Sommaire de la fiche

Édition : 2011

Pathologie - Toxicologie

  • Toxicocinétique - Métabolisme [2, 5, 6]

    Absorbé rapidement par voie digestive, l’isoproturon est largement distribué dans l’organisme puis éliminé en grande partie en 24 heures sous forme de métabolites dans les urines.

    Chez l'animal
    Absorption

    Chez le rat, l'absorption orale de l'isoproturon après admi­nistration unique par gavage de 50 mg/kg est rapide et importante (90 %). Ce degré d'absorption est peu modifié lors d'administration unique d'une forte dose (500 mg/kg) ou lors d'administration répétée (50 mg/kg pendant 14 jours).

    Distribution

    Chez le rat, après une administration orale de 14C] isoproturon (marquage sur le carbone du groupe carbonyle de l'urée), la distribution est large dans tout l'organisme avec des concentrations plus importantes dans le sang, le foie et les reins. La distribution n'est pas affectée par la dose administrée ni par la fréquence (dose unique ou répétée).

    168 heures après l'administration, la radioactivité retrouvée dans tous les organes n'excède pas 0,6 % de la radioactivité administrée.

    Une administration répétée n'entraîne pas d'accumula­tion.

    Métabolisme

    Chez le rat, le métabolisme de l'isoproturon est très important. La molécule parente n'est pas retrouvée dans les urines.

    Les métabolites principaux résultent d'une oxydation du groupement isopropyl et d'une N-déméthylation.

    Lors d'administration orale, aucune réaction de conjugai­son (glucuro- ou sulfo-conjugaison) n'intervient dans le métabolisme de l'isoproturon.

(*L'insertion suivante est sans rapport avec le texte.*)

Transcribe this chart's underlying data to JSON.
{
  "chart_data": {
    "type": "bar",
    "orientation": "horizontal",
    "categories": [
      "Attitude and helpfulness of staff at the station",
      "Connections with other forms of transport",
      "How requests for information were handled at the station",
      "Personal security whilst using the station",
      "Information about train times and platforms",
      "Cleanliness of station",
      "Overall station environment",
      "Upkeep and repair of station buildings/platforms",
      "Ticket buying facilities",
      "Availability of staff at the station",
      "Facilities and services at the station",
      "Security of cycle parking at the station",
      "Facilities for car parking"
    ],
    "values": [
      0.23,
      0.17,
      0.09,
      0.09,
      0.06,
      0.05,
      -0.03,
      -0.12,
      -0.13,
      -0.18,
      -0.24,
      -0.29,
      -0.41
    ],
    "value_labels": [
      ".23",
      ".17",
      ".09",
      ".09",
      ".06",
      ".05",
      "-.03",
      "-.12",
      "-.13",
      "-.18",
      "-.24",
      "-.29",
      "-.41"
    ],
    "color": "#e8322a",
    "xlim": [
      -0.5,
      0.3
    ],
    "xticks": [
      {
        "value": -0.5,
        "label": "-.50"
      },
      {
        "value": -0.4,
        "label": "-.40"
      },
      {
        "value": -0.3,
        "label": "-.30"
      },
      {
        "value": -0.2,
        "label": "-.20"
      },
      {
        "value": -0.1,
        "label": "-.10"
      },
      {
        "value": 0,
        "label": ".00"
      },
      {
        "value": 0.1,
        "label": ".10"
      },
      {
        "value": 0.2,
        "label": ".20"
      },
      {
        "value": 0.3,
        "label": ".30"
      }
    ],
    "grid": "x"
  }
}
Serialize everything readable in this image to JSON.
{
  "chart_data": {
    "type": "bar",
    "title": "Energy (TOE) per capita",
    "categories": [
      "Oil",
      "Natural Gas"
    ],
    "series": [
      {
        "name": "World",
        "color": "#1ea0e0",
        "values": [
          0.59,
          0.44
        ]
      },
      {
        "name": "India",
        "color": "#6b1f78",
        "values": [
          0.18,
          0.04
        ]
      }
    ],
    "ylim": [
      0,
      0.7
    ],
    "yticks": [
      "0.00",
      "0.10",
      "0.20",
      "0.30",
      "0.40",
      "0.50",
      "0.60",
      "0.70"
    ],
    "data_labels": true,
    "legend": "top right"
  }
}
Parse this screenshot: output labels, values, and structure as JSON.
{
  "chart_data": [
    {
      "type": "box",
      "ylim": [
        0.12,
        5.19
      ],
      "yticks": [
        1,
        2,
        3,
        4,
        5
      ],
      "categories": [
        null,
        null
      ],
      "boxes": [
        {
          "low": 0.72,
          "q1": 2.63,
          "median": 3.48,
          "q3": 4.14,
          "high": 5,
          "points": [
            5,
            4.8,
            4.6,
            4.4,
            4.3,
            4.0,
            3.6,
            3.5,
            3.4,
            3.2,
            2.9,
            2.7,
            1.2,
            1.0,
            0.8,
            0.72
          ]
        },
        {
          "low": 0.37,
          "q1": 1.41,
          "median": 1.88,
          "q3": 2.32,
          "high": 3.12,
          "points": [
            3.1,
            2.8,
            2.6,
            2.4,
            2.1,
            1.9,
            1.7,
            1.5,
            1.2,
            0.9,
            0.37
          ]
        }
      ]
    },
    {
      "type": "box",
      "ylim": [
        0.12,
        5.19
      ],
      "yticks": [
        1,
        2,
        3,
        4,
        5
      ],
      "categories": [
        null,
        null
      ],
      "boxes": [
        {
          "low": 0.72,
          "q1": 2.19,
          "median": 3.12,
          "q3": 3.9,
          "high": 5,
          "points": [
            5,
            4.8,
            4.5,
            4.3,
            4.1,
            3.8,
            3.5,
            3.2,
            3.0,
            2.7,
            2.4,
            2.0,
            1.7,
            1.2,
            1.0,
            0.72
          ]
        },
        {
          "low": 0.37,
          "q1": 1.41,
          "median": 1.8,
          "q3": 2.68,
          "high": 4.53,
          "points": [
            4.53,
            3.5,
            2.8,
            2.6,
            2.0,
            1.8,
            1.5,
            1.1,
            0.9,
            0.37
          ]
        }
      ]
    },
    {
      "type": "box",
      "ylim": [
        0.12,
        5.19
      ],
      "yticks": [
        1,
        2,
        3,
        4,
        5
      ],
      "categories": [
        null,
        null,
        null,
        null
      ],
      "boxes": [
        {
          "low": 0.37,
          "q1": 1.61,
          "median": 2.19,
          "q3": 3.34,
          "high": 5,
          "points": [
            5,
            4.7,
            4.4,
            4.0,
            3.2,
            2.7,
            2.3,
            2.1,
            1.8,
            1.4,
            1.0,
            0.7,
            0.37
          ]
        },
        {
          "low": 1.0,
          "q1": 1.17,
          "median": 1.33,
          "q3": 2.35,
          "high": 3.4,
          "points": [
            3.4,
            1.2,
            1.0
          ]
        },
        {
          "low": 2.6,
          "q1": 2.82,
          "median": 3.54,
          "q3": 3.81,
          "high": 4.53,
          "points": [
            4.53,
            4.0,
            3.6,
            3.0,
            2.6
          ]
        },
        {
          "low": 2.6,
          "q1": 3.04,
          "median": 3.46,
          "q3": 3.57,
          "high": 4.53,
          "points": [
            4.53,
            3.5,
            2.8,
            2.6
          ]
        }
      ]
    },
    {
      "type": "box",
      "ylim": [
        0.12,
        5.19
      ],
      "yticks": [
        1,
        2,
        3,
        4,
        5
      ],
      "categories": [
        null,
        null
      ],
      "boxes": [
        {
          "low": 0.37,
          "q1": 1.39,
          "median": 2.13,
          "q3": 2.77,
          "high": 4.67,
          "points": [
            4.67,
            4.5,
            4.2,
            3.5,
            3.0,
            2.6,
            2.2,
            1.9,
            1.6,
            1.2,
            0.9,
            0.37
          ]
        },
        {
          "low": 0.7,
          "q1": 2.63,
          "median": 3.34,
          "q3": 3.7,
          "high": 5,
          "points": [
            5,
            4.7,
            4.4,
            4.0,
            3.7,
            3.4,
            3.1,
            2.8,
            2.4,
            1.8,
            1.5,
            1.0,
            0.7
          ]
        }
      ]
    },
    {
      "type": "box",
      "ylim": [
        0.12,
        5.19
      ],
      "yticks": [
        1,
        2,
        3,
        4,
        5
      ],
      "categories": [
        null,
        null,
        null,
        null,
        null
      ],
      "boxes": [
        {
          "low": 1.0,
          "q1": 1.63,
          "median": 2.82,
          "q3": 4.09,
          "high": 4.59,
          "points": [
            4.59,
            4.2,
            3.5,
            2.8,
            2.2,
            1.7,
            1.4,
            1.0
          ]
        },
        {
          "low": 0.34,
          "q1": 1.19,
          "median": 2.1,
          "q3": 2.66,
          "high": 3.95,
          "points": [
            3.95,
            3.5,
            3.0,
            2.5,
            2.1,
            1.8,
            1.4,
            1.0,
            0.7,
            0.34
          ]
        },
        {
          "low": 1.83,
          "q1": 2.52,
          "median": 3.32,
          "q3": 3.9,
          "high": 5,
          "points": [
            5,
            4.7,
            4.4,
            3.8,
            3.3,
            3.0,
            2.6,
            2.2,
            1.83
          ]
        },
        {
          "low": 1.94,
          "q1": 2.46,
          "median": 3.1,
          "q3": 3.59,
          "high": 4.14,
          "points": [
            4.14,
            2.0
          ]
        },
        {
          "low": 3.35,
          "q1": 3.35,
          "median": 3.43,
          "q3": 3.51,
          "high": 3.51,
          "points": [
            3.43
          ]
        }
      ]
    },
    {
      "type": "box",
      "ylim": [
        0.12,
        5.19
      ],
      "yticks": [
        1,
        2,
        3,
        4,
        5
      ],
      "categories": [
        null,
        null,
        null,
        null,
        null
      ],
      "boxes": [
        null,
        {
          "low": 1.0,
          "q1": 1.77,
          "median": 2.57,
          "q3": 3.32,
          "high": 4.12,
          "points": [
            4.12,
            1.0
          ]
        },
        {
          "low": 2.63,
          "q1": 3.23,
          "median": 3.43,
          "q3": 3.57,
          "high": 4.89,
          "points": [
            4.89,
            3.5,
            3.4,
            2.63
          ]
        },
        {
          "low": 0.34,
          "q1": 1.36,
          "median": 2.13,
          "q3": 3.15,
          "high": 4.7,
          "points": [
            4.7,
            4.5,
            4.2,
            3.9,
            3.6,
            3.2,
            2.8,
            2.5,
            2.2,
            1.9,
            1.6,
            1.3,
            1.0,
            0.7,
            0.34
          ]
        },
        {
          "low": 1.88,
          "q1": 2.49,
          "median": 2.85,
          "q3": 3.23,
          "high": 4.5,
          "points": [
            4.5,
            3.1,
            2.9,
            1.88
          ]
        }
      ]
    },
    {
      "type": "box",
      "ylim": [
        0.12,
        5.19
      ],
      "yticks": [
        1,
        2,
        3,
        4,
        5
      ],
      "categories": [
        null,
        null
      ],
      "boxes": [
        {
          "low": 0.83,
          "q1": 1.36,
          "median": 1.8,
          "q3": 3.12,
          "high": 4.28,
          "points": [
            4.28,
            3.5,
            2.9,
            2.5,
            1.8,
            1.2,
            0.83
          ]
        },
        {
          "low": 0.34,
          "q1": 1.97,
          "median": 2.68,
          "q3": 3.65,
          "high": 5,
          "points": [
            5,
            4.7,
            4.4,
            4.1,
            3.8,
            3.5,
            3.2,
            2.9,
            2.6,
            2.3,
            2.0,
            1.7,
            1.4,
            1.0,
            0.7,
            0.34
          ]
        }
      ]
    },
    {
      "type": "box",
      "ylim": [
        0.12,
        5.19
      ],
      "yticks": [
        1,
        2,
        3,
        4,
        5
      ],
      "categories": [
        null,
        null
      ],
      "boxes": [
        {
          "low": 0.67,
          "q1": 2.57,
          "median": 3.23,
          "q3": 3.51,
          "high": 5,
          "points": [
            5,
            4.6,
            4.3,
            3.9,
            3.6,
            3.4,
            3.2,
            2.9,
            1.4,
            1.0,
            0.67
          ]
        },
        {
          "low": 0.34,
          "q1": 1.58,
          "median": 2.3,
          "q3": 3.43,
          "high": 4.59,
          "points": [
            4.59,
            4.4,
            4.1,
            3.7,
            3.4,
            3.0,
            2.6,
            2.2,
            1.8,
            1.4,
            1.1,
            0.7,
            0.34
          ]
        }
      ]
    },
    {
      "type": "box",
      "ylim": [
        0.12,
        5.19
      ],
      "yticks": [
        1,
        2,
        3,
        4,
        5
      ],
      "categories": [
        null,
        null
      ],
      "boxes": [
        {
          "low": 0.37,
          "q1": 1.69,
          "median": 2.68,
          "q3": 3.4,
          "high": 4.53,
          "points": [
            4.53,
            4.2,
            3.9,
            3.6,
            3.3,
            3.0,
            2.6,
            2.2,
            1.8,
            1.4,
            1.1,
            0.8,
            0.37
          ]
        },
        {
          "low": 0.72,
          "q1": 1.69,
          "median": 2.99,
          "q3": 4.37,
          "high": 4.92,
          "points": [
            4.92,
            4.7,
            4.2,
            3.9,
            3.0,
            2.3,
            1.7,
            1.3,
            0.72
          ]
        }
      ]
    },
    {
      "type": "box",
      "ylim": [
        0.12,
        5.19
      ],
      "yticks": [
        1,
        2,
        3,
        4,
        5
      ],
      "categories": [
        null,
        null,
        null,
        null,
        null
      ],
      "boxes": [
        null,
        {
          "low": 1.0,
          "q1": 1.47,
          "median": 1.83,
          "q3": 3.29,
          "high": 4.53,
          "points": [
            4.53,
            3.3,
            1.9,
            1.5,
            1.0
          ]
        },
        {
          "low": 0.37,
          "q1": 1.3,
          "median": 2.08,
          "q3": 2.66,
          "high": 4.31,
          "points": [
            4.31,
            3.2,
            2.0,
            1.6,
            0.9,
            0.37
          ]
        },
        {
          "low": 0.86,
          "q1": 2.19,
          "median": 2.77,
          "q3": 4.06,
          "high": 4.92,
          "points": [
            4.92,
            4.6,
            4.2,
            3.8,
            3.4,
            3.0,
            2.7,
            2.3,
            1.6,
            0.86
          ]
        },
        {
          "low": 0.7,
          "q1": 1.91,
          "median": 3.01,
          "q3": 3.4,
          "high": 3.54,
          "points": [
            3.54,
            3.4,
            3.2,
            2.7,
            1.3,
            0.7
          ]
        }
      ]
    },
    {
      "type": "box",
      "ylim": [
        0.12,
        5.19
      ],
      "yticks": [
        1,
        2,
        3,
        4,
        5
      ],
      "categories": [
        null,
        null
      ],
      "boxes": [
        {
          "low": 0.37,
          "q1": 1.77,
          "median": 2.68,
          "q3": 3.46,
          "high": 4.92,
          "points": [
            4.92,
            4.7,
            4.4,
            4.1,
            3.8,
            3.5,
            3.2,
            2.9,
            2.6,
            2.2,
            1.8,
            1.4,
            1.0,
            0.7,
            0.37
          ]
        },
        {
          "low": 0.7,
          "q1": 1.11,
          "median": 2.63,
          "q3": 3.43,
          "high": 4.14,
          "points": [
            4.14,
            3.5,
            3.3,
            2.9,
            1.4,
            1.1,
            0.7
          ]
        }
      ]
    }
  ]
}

    Aucun clivage de la liaison amide n'a été identifié et l'ab­sence de dérivés de l'aniline parmi les métabolites a clai­rement été démontrée.

    Excrétion

    L'élimination est rapide, elle est complète 3 jours après l'administration.

    La plus grande partie est éliminée en 24 heures principale­ment dans les urines (> 85 %) sous forme de métabolites.

    Surveillance Biologique de l'exposition

    Le dosage urinaire de la 1-[4-(1-hydroxy-1-méthyléthyl)phényl]-3-méthylurée (un des métabolites de l'isoprotu­ron) a été effectué chez les sujets exposés lors de l'acci­dent industriel survenu en 1996 (cf. paragraphe Toxicité aiguë chez l'homme). Le seuil de concentration limite était fixé à 1 mg/L pour la surveillance professionnelle ; la valeur la plus élevée a été retrouvée à 3,2 mg/L, sans signes cliniques ni biologiques.

  • Mode d'actions
  • Toxicité expérimentale
    Toxicité aiguë [2, 5-7]

    L’isoproturon présente une faible toxicité aiguë. Il n’est pas irritant pour la peau et les yeux et n’est pas sensibilisant par voie cutanée.

    Toxicité systémique

    De nombreuses études de toxicité aiguë ont été réalisées. Les DL50 par voie orale de l'isoproturon chez le rat et la souris sont supérieures à 2 000 mg/kg. Chez le chien, aucune mortalité n'a été observée après une administra­tion unique de 1 000 mg/kg (dose maximale testée). Les signes cliniques observés ne sont pas spécifiques.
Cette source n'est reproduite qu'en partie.